Le cas de référence retenu ici porte sur 105 m², en zone H1c : après un bouquet complet, la consommation recule d'environ 14 400 kWh par an, soit près de 1 550 € au tarif de référence. Côté financement, l'assiette est plafonnée à 40 000 € HT dès trois classes gagnées, l'aide ANAH s'échelonne de 4 000 € à 32 000 € selon le revenu fiscal de référence, et l'accompagnement obligatoire est pris en charge jusqu'à 2 000 €.
Les données publiques dessinent un gisement précis : 273 diagnostics publiés pour 1 000 résidences principales, un bassin de travaux structuré autour de CC Loue-Lison, de l'ordre de 33 maisons individuelles. Ce volume ne préjuge d'aucune éligibilité individuelle : il indique seulement où se concentrent, à Mesmay, les situations où le scénario décrit sur cette page a le plus de chances d'être pertinent.
Combien d'occupants, quels besoins : avec 2.03 personne(s) par résidence principale à Mesmay, les besoins d'eau chaude et de renouvellement d'air se déduisent directement. C'est sur cette base, et sur 105 m², que l'isolation du plancher bas doit être dimensionné.

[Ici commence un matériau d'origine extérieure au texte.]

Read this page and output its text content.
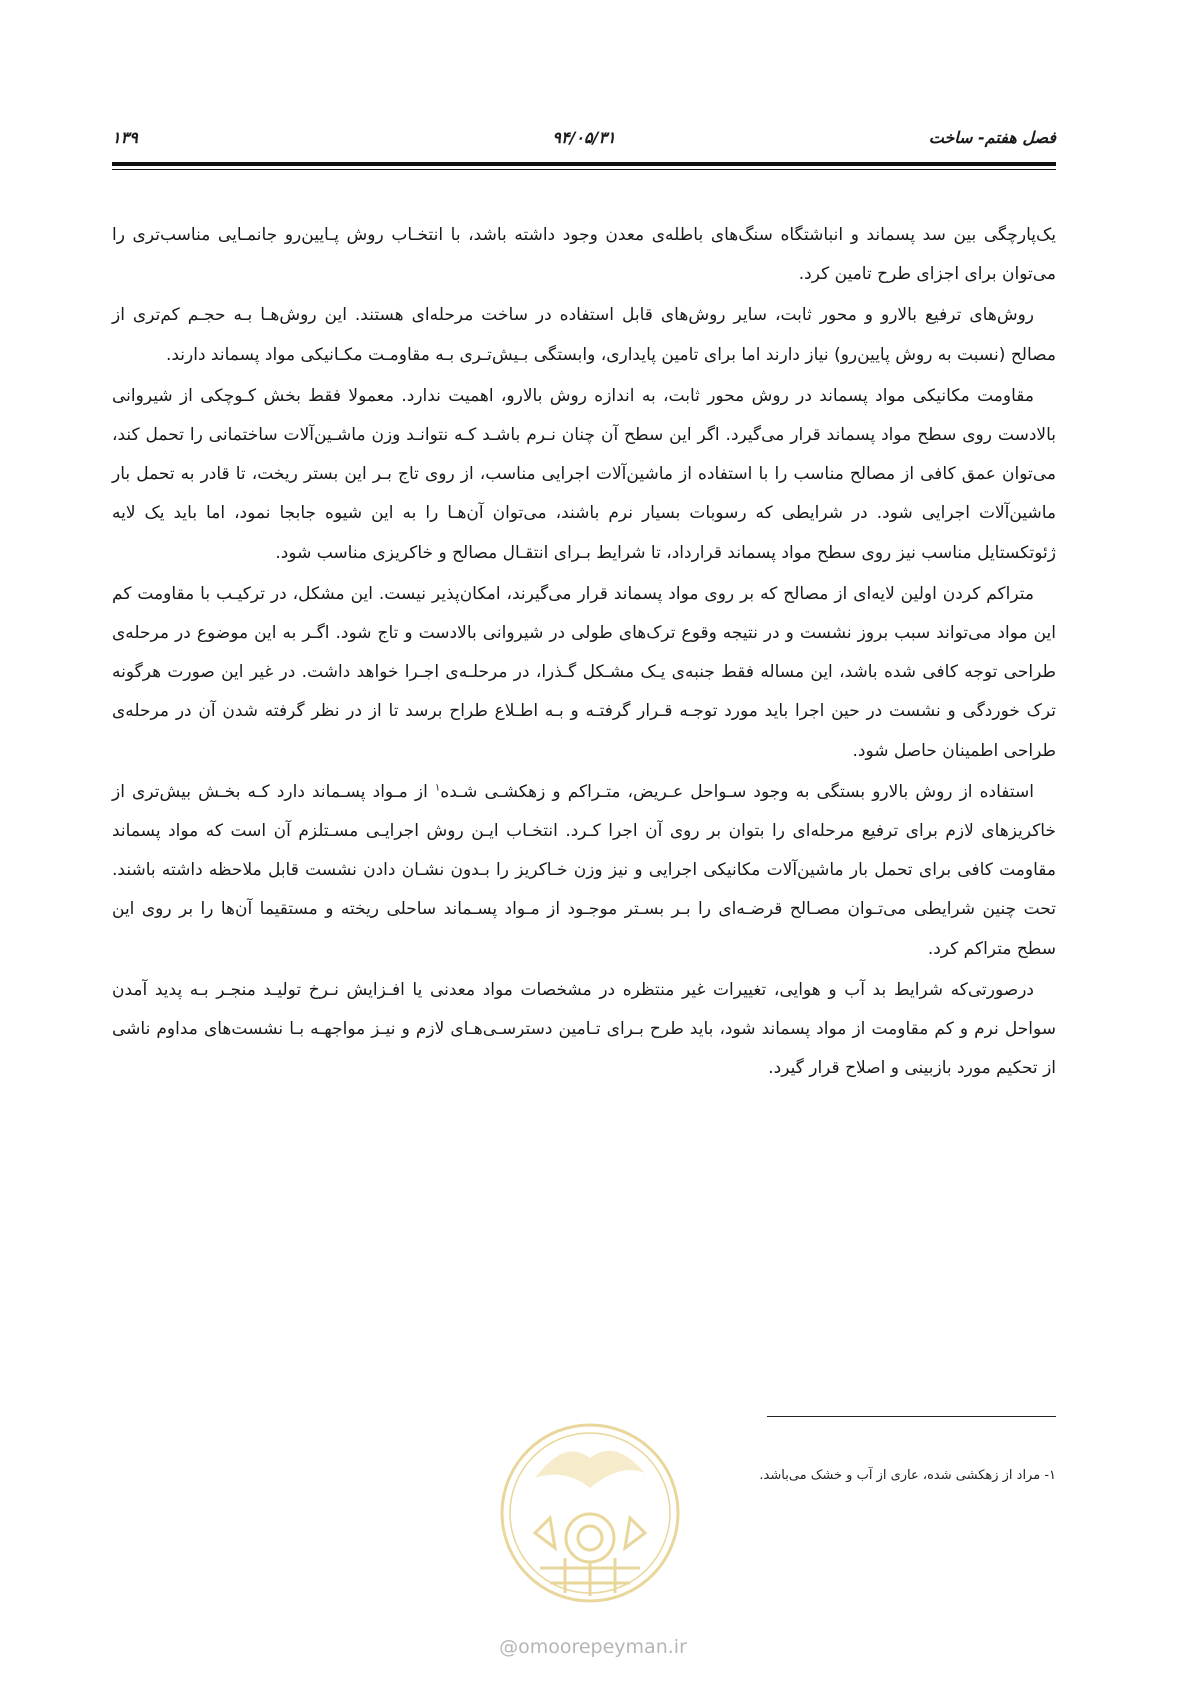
فصل هفتم- ساخت
۹۴/۰۵/۳۱
۱۳۹

یک‌پارچگی بین سد پسماند و انباشتگاه سنگ‌های باطله‌ی معدن وجود داشته باشد، با انتخـاب روش پـایین‌رو جانمـایی مناسب‌تری را می‌توان برای اجزای طرح تامین کرد.

روش‌های ترفیع بالارو و محور ثابت، سایر روش‌های قابل استفاده در ساخت مرحله‌ای هستند. این روش‌هـا بـه حجـم کم‌تری از مصالح (نسبت به روش پایین‌رو) نیاز دارند اما برای تامین پایداری، وابستگی بـیش‌تـری بـه مقاومـت مکـانیکی مواد پسماند دارند.

مقاومت مکانیکی مواد پسماند در روش محور ثابت، به اندازه روش بالارو، اهمیت ندارد. معمولا فقط بخش کـوچکی از شیروانی بالادست روی سطح مواد پسماند قرار می‌گیرد. اگر این سطح آن چنان نـرم باشـد کـه نتوانـد وزن ماشـین‌آلات ساختمانی را تحمل کند، می‌توان عمق کافی از مصالح مناسب را با استفاده از ماشین‌آلات اجرایی مناسب، از روی تاج بـر این بستر ریخت، تا قادر به تحمل بار ماشین‌آلات اجرایی شود. در شرایطی که رسوبات بسیار نرم باشند، می‌توان آن‌هـا را به این شیوه جابجا نمود، اما باید یک لایه ژئوتکستایل مناسب نیز روی سطح مواد پسماند قرارداد، تا شرایط بـرای انتقـال مصالح و خاکریزی مناسب شود.

متراکم کردن اولین لایه‌ای از مصالح که بر روی مواد پسماند قرار می‌گیرند، امکان‌پذیر نیست. این مشکل، در ترکیـب با مقاومت کم این مواد می‌تواند سبب بروز نشست و در نتیجه وقوع ترک‌های طولی در شیروانی بالادست و تاج شود. اگـر به این موضوع در مرحله‌ی طراحی توجه کافی شده باشد، این مساله فقط جنبه‌ی یـک مشـکل گـذرا، در مرحلـه‌ی اجـرا خواهد داشت. در غیر این صورت هرگونه ترک خوردگی و نشست در حین اجرا باید مورد توجـه قـرار گرفتـه و بـه اطـلاع طراح برسد تا از در نظر گرفته شدن آن در مرحله‌ی طراحی اطمینان حاصل شود.

استفاده از روش بالارو بستگی به وجود سـواحل عـریض، متـراکم و زهکشـی شـده$^۱$ از مـواد پسـماند دارد کـه بخـش بیش‌تری از خاکریزهای لازم برای ترفیع مرحله‌ای را بتوان بر روی آن اجرا کـرد. انتخـاب ایـن روش اجرایـی مسـتلزم آن است که مواد پسماند مقاومت کافی برای تحمل بار ماشین‌آلات مکانیکی اجرایی و نیز وزن خـاکریز را بـدون نشـان دادن نشست قابل ملاحظه داشته باشند. تحت چنین شرایطی می‌تـوان مصـالح قرضـه‌ای را بـر بسـتر موجـود از مـواد پسـماند ساحلی ریخته و مستقیما آن‌ها را بر روی این سطح متراکم کرد.

درصورتی‌که شرایط بد آب و هوایی، تغییرات غیر منتظره در مشخصات مواد معدنی یا افـزایش نـرخ تولیـد منجـر بـه پدید آمدن سواحل نرم و کم مقاومت از مواد پسماند شود، باید طرح بـرای تـامین دسترسـی‌هـای لازم و نیـز مواجهـه بـا نشست‌های مداوم ناشی از تحکیم مورد بازبینی و اصلاح قرار گیرد.

۱- مراد از زهکشی شده، عاری از آب و خشک می‌باشد.

@omoorepeyman.ir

Coût complet plutôt que prix d'achat : 2 650 € pour l'isolation du plancher bas à Mesmay, soit 133 € par an sur une durée d'usage de vingt ans, sous réserve que R ≥ 3 m².K/W en sous-face sur local non chauffé soit tenu dans la durée. C'est cette valeur annualisée qui se compare à l'économie d'énergie.
Le rythme local de diagnostic se lit dans les chiffres publics : 273 DPE pour 1 000 résidences principales à Mesmay (9 au total). Ce niveau d'activité fixe les délais réels de un isolateur intervenant en sous-sol et donc la date de démarrage possible pour l'isolation du plancher bas.
L'écueil le plus coûteux reste les canalisations non désolidarisées, qui interrompent la couche isolante. Sa reprise après coup coûte couramment 10 à 20 % du poste, soit 265 € à 530 € sur le chiffrage retenu à Mesmay — un montant qui n'est jamais couvert une seconde fois par l'aide, déjà consommée.
La zone climatique n'est pas un détail administratif : à Mesmay, en zone H1c, la base conventionnelle retenue est de 250 kWh/m²/an. C'est elle qui fixe le retour sur investissement de l'isolation du plancher bas et qui explique qu'un même ouvrage soit prioritaire ici et secondaire dans une zone plus tempérée.
Le gain se calcule, il ne s'annonce pas : l'isolation du plancher bas traite 7 à 12 % du besoin. Appliqué au cas de référence à Mesmay, en zone H1c, cela ramène 1 833 à 3 142 kWh par an, valorisés 197 € à 337 € au tarif conventionnel 2026.
Le taux de TVA n'est pas un détail sur ce type de chantier : à 5,5 %, l'isolation du plancher bas facturé 2 650 € TTC à Mesmay supporte 138 € de taxe. Une facturation à 20 % par erreur renchérit le projet de plusieurs milliers d'euros et se rattrape mal après coup.